Geocaching in Gulf Breeze

It has finally happened. I got to spend the day geocaching.

The boys spent the weekend with my parents so on Sunday the Island Girl and I drove over to Gulf Breeze and went on a much anticipated cache hunt with my dad.

The boys wanted to stay with Na-Na so Dad, Island Girl and I climbed in the truck and headed out.

The first cache on our list was dad's new cache - Shoreline South #1. He wouldn't give us any help so I started studying the GPS and decided which trail to take. Of course I missed a very obvious clue right off the bat but I still managed to find the right path.

He doesn't want me to write anything or post pictures here that will give the cache away so I'm just going to say that it's a great hide. He picked a good spot and I'm sure the cachers who look for this one will enjoy the experience.

After we found his cache we looked for the CITO 2005 cache that is in the same park. Dad found this one on Saturday after hiding his cache so I took the lead. We had to do a little minor bushwacking down the fence line of the dog park but once we got to the end of the fence the woods cleared to a good open trail.



The GPS took me right to ground zero where I beat around a palmetto bush for a couple of minutes with no luck. The mosquitoes were huge and hungry so it didn't take long before I told Dad that I wanted to buy a clue.

He showed me a hollowed out tree next to the palmetto and I leaned around to look and just knew the cache would be there but the tree was empty. I stood back up and as I was thinking "the cache is missing" I looked up and there it was on a tree limb overhead. We both agreed the hollow spot was the obvious place and that putting the cache overhead threw us off. Great hiding spot!

Shoreline Park is a beautiful park on Santa Rosa Sound and I always enjoy coming here.





Our next stop was Where's Bubba.

This cache is a reminder of Gulf Breeze's famous UFO days.

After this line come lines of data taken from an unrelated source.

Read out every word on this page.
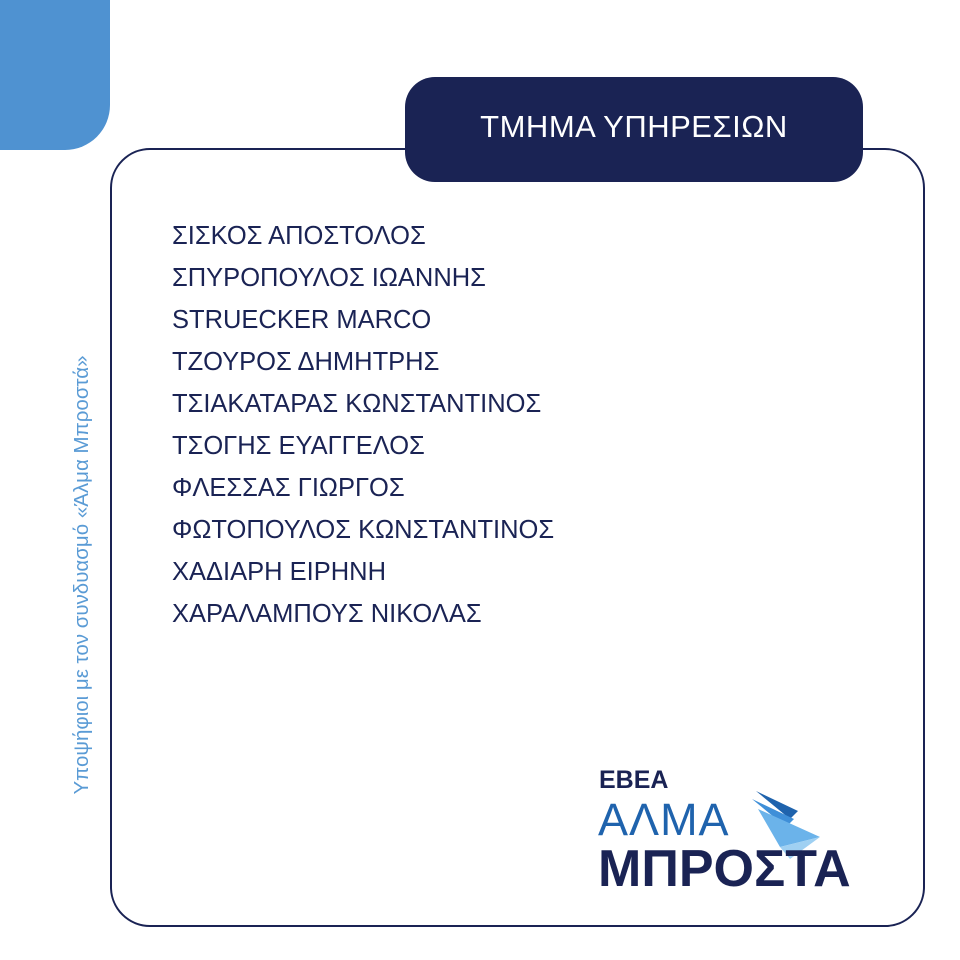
Υποψήφιοι με τον συνδυασμό «Άλμα Μπροστά»
ΤΜΗΜΑ ΥΠΗΡΕΣΙΩΝ
ΣΙΣΚΟΣ ΑΠΟΣΤΟΛΟΣ
ΣΠΥΡΟΠΟΥΛΟΣ ΙΩΑΝΝΗΣ
STRUECKER MARCO
ΤΖΟΥΡΟΣ ΔΗΜΗΤΡΗΣ
ΤΣΙΑΚΑΤΑΡΑΣ ΚΩΝΣΤΑΝΤΙΝΟΣ
ΤΣΟΓΗΣ ΕΥΑΓΓΕΛΟΣ
ΦΛΕΣΣΑΣ ΓΙΩΡΓΟΣ
ΦΩΤΟΠΟΥΛΟΣ ΚΩΝΣΤΑΝΤΙΝΟΣ
ΧΑΔΙΑΡΗ ΕΙΡΗΝΗ
ΧΑΡΑΛΑΜΠΟΥΣ ΝΙΚΟΛΑΣ
ΕΒΕΑ
ΑΛΜΑ
ΜΠΡΟΣΤΑ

For those of you who don't know - Gulf Breeze was the location of MANY UFO sightings back in the 1980s. People came from all over to watch for them and a lot of people swear they saw one.

A few years later a home was sold and supposedly a fake UFO was found in the attic. The owner of the home denies any knowledge of the fake and believes it was planted by teenagers as a way to discredit his many UFO sightings. The cache is located in Shoreline North park and don't you know that we saw a UFO!

We even have a picture to prove it



Looks like a UFO doesn't it?

It's actually a disc thrown by a man playing disc golf.

This park has one of the only real disc golf courses in the area and while we were there we talked to a man who was practicing.

I had no idea disc golf was such a popular sport and to really show my age - I thought disc golf was Frisbee. The discs are much heavier and are thrown down a fairway for points. Seems like an interesting game but much harder than it looks.

We wandered around the mostly dry lake until we found ground zero and then we spent a long time poking around a palmetto bush.

There was a log off to the side and I looked around it for a minute but Dad had my snake stick so I didn't look too hard. After beating the bush for quite a while we were just about ready to give up when I suggested Dad poke around the backside of the log and of course there it was.

He laughed and said he wished I'd have pointed the log out before he spent 10 minutes beating the palmetto.

Next we were after a cache in a small park on Escambia Bay so off we went. This park is a water access park with a long boardwalk down to the Bay.



The cache is hidden at the beginning of the boardwalk and the GPS tells us the cache is in the brush. Thick brush with several spider webs strung across the non-trail. I was VERY glad Dad was willing to go in LOL He almost needed a machete to go 5 feet off the boardwalk!





Our next cache was the George Spends The Day Fishing Cache at the foot of the 3 mile bridge.

What a great cache!

I love caches that offer a history lesson. To get the coordinates for the actual cache you have to wander both sides of the park reading placards that give information about the history of this area.

Information about shipwrecks that have been found in Pensacola Bay, old letters regarding the area and other interesting facts make this a very interesting walk. I've lived here forever and never knew there was a walkway under the bridge that connects the 2 parks.



We wandered around reading the signs, watching the fisherman and enjoying the incredible view of the Bay.



We gathered all of the info we needed to find the cache but when we got to the spot there were teenage muggles fishing pretty much at ground zero.

We decided that have to come back for this one another day since my dad declared that "these are the kind of muggles that will mess with the cache if they see us"

So we got all of the numbers and put the coordinates together and we even know where the cache is but never did get to the cache today. Wandering the park was fun and interesting so it wasn't a total loss.

I love geocaching and could spend every day like this!